What SB16-009 DID NOT change:
Dental fee splitting laws aren’t new. Fee splitting laws have been on the books for more than 30 years—primarily to address situations of patient referrals and kickbacks. The dental fee splitting law currently lives at CRS 12-35-129(1)(v), though the section numbering has changed a bit over the years. The fee splitting law has a longstanding exemption that allows dentists to pay marketing consultants, but other types of consulting services technically weren’t addressed in the law. In addition to state laws on fee splitting, there are stringent federal laws regarding patient referrals and illegal kickbacks that continue and have not changed. No changes have been made to laws governing ownership of Colorado dental practices.
What SB16-009 DID change:
SB16-009 adds a straightforward, second technical exemption to the existing law in CRS 12-35-129(1)(v) to clearly allow payments for business consulting and practice management services. There have been some recent court cases that potentially would have restricted business consulting and practice management services based on CRS 12-35-129(1)(v). Comfort Dental drafted SB16-009 in response to these legal cases. The CDA worked with Comfort Dental to ensure the changes made to the law were written in a way that enhances current practice for all dentists and patients and to ensure any payments for services would protect and preserve the dentist’s independent professional judgment. With these amendments, the CDA supported Comfort Dental in SB16-009. All types of dental practices use various business consulting and practice management services, which provide great benefit to practices so long as there is not interference with a dentist’s independent professional judgment. In most cases, these changes will add a bit of flexibility for practices, rather than restricting existing practices.

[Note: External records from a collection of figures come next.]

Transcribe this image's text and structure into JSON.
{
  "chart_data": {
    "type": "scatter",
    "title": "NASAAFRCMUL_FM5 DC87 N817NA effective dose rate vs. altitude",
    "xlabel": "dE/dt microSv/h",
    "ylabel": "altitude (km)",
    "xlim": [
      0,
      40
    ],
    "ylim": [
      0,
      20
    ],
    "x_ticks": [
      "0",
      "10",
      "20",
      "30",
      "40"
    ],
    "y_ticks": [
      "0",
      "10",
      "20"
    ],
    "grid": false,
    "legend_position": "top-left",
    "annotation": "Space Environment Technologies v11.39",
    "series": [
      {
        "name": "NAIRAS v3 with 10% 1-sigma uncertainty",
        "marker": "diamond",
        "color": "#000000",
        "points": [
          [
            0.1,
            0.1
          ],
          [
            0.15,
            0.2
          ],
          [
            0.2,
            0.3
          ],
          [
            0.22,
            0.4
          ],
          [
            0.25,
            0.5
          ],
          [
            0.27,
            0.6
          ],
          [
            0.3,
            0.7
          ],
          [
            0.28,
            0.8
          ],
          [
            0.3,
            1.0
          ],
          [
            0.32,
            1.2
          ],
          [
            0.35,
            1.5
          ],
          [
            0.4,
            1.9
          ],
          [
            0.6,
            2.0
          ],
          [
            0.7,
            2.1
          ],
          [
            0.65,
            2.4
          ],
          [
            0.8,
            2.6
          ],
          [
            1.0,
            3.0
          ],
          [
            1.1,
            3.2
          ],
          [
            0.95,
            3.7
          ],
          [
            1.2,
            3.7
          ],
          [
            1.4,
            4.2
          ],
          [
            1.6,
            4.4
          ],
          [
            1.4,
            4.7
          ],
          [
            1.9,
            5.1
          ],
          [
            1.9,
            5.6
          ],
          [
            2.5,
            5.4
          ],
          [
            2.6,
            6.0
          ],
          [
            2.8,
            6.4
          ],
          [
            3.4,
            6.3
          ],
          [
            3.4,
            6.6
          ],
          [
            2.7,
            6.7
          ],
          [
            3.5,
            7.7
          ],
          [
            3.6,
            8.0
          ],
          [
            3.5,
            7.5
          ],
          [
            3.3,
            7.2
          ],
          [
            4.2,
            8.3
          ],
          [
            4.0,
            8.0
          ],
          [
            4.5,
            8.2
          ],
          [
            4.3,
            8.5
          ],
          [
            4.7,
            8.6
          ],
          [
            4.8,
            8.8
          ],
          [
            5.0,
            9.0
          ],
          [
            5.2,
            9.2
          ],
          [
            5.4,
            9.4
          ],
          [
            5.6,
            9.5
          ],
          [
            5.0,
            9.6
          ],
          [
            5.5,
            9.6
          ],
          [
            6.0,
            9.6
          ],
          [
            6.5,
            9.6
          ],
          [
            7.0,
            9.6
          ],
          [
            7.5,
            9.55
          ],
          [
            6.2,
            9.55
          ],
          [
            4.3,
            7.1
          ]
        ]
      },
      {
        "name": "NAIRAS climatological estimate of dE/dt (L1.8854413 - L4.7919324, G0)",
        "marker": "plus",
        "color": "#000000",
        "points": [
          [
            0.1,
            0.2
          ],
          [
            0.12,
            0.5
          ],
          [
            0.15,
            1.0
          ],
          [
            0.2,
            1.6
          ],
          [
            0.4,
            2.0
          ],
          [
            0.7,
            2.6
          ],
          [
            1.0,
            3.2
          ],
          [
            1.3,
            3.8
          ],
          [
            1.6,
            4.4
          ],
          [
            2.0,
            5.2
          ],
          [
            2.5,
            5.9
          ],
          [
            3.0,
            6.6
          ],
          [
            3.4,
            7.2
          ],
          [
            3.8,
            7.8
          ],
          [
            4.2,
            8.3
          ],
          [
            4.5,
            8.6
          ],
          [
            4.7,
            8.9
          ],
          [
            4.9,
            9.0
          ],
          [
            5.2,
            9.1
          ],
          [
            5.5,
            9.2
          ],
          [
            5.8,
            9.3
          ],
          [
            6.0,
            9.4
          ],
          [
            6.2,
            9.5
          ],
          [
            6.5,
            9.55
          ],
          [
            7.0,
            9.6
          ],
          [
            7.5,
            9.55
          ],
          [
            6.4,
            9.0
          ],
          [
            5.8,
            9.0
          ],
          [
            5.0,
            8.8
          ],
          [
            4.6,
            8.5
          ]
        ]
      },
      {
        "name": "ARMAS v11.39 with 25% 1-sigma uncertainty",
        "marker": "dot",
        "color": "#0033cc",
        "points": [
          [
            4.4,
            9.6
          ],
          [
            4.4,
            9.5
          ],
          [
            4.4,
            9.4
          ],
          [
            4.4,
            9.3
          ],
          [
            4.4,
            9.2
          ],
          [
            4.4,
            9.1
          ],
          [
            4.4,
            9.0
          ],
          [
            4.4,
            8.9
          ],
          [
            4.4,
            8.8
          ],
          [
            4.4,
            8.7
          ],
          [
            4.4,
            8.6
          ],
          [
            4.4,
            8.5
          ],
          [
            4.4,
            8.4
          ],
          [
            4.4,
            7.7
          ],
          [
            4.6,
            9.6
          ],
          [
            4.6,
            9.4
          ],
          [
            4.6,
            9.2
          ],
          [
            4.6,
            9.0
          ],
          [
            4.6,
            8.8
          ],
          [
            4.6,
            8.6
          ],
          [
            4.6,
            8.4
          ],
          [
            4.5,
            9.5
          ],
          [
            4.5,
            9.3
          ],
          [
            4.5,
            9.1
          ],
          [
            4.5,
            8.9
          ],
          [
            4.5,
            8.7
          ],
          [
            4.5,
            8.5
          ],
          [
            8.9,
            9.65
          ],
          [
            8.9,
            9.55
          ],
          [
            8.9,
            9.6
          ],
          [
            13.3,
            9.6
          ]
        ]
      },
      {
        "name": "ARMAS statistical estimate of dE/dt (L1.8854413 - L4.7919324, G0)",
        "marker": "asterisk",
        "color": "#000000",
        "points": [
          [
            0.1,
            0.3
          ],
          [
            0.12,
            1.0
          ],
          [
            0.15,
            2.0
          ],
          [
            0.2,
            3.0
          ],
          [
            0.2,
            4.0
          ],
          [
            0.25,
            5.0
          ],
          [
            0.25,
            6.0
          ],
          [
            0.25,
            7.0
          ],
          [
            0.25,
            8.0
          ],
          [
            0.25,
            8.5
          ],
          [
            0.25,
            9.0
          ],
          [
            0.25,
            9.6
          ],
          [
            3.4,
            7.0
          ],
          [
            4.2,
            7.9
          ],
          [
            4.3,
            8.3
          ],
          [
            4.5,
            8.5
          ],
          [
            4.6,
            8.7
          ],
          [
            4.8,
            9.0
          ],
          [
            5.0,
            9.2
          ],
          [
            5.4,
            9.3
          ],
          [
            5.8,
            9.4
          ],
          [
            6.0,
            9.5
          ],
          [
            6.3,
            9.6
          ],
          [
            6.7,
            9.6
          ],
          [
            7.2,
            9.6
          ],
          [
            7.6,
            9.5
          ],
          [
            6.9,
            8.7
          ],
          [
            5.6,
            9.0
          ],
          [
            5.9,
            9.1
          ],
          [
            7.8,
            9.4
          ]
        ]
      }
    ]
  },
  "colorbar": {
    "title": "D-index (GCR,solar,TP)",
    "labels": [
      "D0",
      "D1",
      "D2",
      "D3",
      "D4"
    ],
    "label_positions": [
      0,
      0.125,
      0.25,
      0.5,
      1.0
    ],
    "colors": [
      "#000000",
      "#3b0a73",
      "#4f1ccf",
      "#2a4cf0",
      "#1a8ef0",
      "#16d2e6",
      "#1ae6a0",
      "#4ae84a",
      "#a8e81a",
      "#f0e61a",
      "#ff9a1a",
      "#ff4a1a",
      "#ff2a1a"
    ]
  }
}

Text of actual changes to the law (for reference):
§ 12-35-129. Grounds for disciplinary action
(1) The board may take disciplinary action against an applicant or licensee in accordance with section 12-35-129.1 for any of the following causes:
(v) Sharing any professional fees with anyone except those with whom the dentist or dental hygienist is lawfully associated in the practice of dentistry or dental hygiene; except that:
(I) a licensed dentist or dental hygienist may pay an independent advertising or marketing agent compensation for advertising or marketing services rendered by the agent for the benefit of the licensed dentist or dental hygienist, including compensation that is based on the results or performance of the services on a per-patient basis; and
(II) nothing in this section prohibits a dentist or dental hygienist practice owned or operated by a proprietor authorized under section 12-35-116.5 from contracting with any person or entity for business management services or paying a royalty in accordance with a franchise agreement if the terms of the contract or franchise agreement do not affect the exercise of the independent professional judgment of the dentist or dental hygienist.